The reliability of a series configuration can also be raised by other than fixing the Bad Actor item. You will surely lift system reliability by improving the 0.9 reliable item in the two-component system to 0.95 reliability. The system reliability will stay below 0.8, but it will rise from 0.72 to 0.76 (0.95 x 0.8 = 0.76). You don’t only need to focus on Bad Actor items to improve system performance.

We now arrive at an important economic issue when choosing which reliability improvements to make. When you spend money on improving equipment reliability the investment must have a strong business case justifying the expenditure versus its return-on-investment—the project’s ROI must have a great payback.

Say in the upper two-component system shown on the slide it costs $100,000 to take the Bad Actor equipment from reliability 0.8 up to 0.9 and lift system reliability to 0.81. If instead, you could invest $10,000 in the reliability improvement of the neighbouring equipment and lift its reliability of 0.9 to 0.95, what should you do? We can put some numbers into the system series reliability equation to determine the scale of the payback from each investment.
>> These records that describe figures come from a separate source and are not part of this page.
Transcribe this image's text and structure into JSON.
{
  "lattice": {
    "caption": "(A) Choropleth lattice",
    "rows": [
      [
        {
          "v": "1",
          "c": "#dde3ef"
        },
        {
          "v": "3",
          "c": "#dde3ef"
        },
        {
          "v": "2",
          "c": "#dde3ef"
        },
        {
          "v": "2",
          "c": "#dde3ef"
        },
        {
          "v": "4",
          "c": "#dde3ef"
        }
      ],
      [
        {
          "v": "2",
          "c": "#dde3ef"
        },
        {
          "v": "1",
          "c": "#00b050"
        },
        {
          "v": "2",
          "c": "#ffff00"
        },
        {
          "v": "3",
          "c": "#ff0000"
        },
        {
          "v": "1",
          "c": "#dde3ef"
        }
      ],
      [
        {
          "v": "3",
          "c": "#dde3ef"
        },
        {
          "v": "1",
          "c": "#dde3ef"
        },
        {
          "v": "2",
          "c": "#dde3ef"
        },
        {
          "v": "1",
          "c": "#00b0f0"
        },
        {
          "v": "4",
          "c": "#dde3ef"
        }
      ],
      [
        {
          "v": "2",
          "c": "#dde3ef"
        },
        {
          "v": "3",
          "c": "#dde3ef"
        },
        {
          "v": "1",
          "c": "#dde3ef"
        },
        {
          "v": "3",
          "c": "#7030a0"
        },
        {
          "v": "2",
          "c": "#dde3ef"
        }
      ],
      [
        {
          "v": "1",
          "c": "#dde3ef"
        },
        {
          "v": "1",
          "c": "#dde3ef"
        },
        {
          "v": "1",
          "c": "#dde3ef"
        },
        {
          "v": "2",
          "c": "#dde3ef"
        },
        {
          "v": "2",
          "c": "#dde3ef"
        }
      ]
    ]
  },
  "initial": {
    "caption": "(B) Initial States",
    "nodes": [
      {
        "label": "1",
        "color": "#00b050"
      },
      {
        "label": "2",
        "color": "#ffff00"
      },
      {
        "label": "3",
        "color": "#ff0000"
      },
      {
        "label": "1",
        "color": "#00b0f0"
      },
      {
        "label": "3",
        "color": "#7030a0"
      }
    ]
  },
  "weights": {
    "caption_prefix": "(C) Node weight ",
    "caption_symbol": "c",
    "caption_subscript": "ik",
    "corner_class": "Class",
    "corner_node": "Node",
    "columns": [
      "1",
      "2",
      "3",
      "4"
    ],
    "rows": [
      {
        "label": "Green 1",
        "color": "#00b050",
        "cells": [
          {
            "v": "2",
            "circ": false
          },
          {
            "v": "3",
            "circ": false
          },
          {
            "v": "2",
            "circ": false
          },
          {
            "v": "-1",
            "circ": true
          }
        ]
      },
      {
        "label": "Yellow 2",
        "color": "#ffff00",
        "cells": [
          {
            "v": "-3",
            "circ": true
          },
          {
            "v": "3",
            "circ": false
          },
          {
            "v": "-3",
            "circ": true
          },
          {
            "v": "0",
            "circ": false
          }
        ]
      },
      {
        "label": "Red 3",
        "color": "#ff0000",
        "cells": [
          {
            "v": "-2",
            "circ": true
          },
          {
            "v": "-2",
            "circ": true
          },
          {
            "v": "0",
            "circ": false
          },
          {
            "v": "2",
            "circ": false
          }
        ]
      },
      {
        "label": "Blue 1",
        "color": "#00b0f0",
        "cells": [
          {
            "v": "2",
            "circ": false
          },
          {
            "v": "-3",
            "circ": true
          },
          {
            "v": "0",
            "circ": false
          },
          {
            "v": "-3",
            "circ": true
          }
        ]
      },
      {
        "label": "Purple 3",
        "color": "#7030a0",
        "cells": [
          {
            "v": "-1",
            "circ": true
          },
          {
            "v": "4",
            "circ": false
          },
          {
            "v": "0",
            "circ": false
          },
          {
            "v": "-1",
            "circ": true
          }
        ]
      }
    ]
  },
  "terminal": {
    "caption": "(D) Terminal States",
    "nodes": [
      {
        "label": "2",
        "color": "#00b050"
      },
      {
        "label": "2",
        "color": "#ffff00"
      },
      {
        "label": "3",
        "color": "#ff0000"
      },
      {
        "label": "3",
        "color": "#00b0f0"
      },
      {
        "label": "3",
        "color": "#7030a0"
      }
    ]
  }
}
At present the system reliability is, 0.9 x 0.8 = 0.72. We know the $100,000 investment in the Bad Actor gets a system reliability up to 0.81. For the $10,000 investment in the 0.9 reliable item the new system reliability becomes 0.95 x 0.8 = 0.76, a 5.5% system reliability improvement. The $10,000 investment increases system reliability 5.5% while the $100,000 investment delivers 12.5% system reliability improvement. The lower cost investment delivers a better economic return.

Explanation Of Series System Reliability Property 2 For Plant And Equipment Reliability Improvement

Simplify, Simplify, Simplify your series systems to keep them simple and short.

 

Slide 33 – The Implications of Series System Reliability Property 2 When You Want Maximum Plant and Equipment  reliability improvement

 

using Series System Reliability Property 2 are explained”

An unfortunate aspect of Series System Reliability Property 2 is shown in the slide above—when you add an item into a series system the system reliability falls. In the slide, a third item of equal reliability is added into a series of two items. The numbers indicate what happens to the series reliability—it drops from 0.81 down to 0.73.

Having long series systems automatically leads to having more problems with equipment, and with the added work tasks that need to be performed because of the extra equipment. As a series system grows there are more components that can fail. The only way to keep system reliability the same when adding items to a series system is for each new item to be perfectly reliable, i.e. R = 1. Currently in the 21st Century, it is impossible for equipment to forever be perfect and reliable. Also, with added equipment in a longer series system operators and maintainers will work on them. When people do work on the extra items more opportunities are added where human error causes things to go wrong.

The Business Effects of Series System Reliability Property 2

The message from the discussion above about Series System Reliability Property 2 is clear: if you add more items to a series arrangement the series system reliability will drop.

To return the system reliability back to what it was before the addition of new items the reliability of other items in the series must also be improved.

There are options as to how to restore the three items series in the slide back to the original system reliability of 0.81. The reliability of each item, new and old, can all be raised to 0.932. Alternately, the reliability of selected items in the series can be raised so that in combination the effect is to deliver 0.81 system reliability.